Воронов вдруг резко вскочил. Лицо его побагровело, исказилось и стало страшным. Казалось, он сейчас обрушит на следователя удары своих длинных костлявых рук.
— А мне плевать, что у тебя получается! — срывающимся голосом закричал он. — Погубить хотите, дело пришиваете? Ишь как ловко подвел! Ты, может, еще скажешь, что я убить ее хотел?!
Дверь открылась. В камеру, привлеченный криком, заглянул дежурный по коридору. Митин сделал ему успокоительный знак.
— Не знаю, возможно, и хотели. Лишь счастливая случайность спасла женщину от смерти. Благодарите судьбу, Воронов, что она жива осталась. Лучше скажите, где спрятали вещи и деньги? В Москве, в Старой Рузе?
Воронов тяжело дышал. Подошел к окну, ухватился руками за прутья решетки, стараясь подавить вспышку ярости. Голос его звучал глухо, говорил он не оборачиваясь:
— Ничего не знаю… Не грабил, не убивал. Так в протоколе и запишите. Мало ли чего! Вы сначала докажите, что я грабил… придумать все можно.
— А мы ничего не придумывали. Зачем нам придумывать, когда у нас на руках все улики и доказательства? Попробуйте их опровергнуть. Ну, я жду. Молчите?
Парнем овладел страх. Он вернулся, сел на свое место, жадно закурил. Сергей Петрович тоже вынул сигарету.
— А как их опровергнешь? — тихо, словно говоря сам с собой, произнес Воронов, глядя в пол. Потом опять истерично закричал: — Не хочу я опровергать! Вы докажите!
— Ну вот, опять! — огорченно вздохнул Митин.
— Не грабил — и все!
Редки случаи, когда преступник сразу признает предъявленное ему обвинение. Обычно изворачивается, лжет, все отрицает. И сдается лишь припертый неопровержимыми уликами, показаниями свидетелей или на очной ставке. Но бывают и такие, что несмотря ни на что все равно упорно отказываются признать себя виновными.

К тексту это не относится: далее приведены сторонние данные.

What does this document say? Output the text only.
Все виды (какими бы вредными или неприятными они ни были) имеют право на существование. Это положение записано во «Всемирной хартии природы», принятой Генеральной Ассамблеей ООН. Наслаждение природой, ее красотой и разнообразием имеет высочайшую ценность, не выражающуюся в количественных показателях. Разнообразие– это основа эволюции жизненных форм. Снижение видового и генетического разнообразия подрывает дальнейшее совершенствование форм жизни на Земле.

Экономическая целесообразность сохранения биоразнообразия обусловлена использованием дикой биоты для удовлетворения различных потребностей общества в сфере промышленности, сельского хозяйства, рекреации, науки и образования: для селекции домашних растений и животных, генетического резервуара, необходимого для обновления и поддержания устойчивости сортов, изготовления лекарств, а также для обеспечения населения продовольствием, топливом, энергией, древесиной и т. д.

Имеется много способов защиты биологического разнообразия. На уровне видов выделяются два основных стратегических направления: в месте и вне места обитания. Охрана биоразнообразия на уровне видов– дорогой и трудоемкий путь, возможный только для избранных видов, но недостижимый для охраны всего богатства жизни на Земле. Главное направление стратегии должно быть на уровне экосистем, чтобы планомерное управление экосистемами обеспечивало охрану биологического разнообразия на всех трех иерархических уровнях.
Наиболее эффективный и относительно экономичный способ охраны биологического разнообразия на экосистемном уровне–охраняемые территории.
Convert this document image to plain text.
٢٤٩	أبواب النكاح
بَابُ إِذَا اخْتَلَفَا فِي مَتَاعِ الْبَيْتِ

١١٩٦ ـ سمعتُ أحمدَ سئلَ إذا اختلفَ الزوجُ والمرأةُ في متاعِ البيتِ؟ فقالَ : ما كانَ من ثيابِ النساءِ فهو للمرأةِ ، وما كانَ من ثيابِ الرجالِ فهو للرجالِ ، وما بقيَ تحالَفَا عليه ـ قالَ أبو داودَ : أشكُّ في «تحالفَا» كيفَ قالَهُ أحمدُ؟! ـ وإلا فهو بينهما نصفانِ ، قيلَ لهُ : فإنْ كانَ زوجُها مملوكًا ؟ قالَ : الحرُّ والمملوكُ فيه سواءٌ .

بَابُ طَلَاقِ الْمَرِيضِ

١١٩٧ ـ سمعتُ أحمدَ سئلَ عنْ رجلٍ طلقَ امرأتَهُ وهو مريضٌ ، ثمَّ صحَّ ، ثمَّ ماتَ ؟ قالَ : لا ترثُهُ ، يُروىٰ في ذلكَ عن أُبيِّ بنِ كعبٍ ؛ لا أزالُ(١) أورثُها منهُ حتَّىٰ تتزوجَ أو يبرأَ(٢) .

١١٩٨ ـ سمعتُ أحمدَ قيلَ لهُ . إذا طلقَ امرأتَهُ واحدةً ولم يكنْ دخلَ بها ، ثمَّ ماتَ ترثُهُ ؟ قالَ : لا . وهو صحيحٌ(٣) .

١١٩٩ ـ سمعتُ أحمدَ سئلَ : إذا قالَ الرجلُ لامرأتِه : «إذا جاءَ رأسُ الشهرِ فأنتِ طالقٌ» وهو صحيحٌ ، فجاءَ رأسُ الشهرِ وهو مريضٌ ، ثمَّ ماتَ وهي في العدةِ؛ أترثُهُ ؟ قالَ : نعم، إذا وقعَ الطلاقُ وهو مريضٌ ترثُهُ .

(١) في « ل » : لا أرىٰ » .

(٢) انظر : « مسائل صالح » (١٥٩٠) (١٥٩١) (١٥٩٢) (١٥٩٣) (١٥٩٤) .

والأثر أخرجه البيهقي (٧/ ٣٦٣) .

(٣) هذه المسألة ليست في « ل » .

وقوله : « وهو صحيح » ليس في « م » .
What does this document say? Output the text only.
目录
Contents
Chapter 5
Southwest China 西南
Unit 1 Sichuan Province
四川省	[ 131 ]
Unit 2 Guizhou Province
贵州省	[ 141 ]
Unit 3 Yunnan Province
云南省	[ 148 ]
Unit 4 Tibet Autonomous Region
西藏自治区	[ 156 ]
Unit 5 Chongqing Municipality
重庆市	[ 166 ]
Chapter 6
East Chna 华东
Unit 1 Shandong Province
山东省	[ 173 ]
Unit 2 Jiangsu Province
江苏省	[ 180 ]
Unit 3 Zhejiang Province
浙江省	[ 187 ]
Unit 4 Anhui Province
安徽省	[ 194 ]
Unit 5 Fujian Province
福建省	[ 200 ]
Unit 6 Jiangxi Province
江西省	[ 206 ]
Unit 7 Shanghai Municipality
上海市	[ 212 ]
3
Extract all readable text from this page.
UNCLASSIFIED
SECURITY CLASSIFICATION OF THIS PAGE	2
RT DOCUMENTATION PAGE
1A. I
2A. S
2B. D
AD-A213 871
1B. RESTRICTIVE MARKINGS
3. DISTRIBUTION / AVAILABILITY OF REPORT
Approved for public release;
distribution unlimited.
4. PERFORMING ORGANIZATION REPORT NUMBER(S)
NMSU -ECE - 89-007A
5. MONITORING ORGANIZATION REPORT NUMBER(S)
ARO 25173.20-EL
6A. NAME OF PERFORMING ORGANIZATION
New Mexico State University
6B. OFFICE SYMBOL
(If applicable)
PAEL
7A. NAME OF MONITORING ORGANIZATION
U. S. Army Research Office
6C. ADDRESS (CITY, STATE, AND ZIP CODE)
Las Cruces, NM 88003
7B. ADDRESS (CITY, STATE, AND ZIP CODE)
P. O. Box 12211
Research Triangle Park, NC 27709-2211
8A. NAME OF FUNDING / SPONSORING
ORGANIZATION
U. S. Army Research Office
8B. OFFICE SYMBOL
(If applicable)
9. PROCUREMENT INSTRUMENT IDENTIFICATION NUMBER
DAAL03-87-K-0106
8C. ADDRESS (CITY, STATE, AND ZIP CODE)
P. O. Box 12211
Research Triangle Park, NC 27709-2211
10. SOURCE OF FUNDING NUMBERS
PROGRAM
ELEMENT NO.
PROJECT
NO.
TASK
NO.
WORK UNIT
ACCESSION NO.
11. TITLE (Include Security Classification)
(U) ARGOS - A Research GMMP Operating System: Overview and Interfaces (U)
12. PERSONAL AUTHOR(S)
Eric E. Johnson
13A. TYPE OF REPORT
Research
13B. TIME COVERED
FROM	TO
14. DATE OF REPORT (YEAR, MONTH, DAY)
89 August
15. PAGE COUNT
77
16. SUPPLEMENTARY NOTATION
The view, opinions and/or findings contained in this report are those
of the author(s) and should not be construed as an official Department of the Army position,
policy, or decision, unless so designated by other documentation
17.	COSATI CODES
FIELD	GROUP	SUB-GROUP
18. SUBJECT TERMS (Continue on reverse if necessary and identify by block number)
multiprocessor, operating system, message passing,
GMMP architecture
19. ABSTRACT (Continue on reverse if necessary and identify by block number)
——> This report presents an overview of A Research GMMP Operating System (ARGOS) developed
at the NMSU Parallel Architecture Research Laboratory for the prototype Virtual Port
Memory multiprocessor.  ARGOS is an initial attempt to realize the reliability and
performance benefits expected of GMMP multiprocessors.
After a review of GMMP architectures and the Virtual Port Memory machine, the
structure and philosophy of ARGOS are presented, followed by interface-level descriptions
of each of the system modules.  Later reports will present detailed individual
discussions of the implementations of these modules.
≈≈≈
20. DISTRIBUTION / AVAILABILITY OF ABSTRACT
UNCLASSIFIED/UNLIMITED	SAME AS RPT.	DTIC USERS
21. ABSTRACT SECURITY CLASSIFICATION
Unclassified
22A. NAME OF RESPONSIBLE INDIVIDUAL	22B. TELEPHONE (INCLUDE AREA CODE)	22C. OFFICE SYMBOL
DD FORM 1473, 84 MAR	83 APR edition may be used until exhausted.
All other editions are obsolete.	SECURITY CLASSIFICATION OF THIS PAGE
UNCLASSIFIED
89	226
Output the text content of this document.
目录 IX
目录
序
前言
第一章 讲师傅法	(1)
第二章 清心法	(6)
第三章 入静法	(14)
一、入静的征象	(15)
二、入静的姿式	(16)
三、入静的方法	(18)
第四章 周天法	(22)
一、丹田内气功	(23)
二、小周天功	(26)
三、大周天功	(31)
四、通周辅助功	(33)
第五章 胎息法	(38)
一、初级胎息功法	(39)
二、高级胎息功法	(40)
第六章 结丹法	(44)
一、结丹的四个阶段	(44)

По всей видимости, к последней категории принадлежал и Воронов. Митину был знаком этот тип людей; с ними тяжело и противно иметь дело — вопреки логике и фактам, они с маниакальной настойчивостью твердят одно: нет, нет и нет…
Неподготовленный к разговору о грабеже, захваченный им врасплох, надеявшийся, что все сведется лишь к случаю в Рузе, Воронов растерялся и тоже пошел по самому простому и легкому пути — отрицанию всего. Но что он будет говорить, когда лицом к лицу встретится с женщиной, которую ударил молотком?
Процедура предъявления личности подозреваемого жертве ограбления была подготовлена строго по форме. Укладову из общей палаты перевели временно в отдельную, довольно большую, светлую, с двумя окнами, выходящими в сад. Женщину предупредили об ответственности за дачу ложных показаний. Воронов был доставлен из тюрьмы под конвоем — сопровождал его, кроме Митина и Бабина, конвоир охраны. В коридоре больницы недалеко от палаты, куда была переведена Укладова, дожидались четверо таксистов, специально подобранных Бабиным. Были они молодыми, худощавыми и примерно одного роста с Вороновым. Так требовал закон. Подозреваемый не должен резко отличаться от них наружностью.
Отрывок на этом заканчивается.